In this talk we consider Krylov subspace methods to solve such systems, accelerated by fast and robust preconditioning strategies. A key consideration is which time-stepping scheme to apply — much work to date has focused on the backward Euler scheme, as this method is stable and the resulting systems are amenable to existing preconditioners, however this leads to linear systems of even larger dimension than those obtained when using other (higher-order) methods. We will summarise some recent advances in addressing this challenge, including a new preconditioner for the more difficult linear systems obtained from a Crank-Nicolson discretization, and a Newton-Krylov method for nonlinear PDE-constrained optimization.

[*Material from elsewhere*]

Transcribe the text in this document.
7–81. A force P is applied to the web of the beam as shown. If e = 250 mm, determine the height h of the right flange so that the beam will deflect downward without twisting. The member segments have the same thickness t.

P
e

At the end of the talk we plan to discuss some recent developments in the preconditioning of multiple saddle-point systems, specifically positive definite preconditioners which may be applied within MINRES, which may find considerable utility for solving optimization problems as well as other applications.
This talk is based on work with Stefan Güttel (University of Manchester), Santolo Leveque (University of Edinburgh), and Andreas Potschka (TU Clausthal).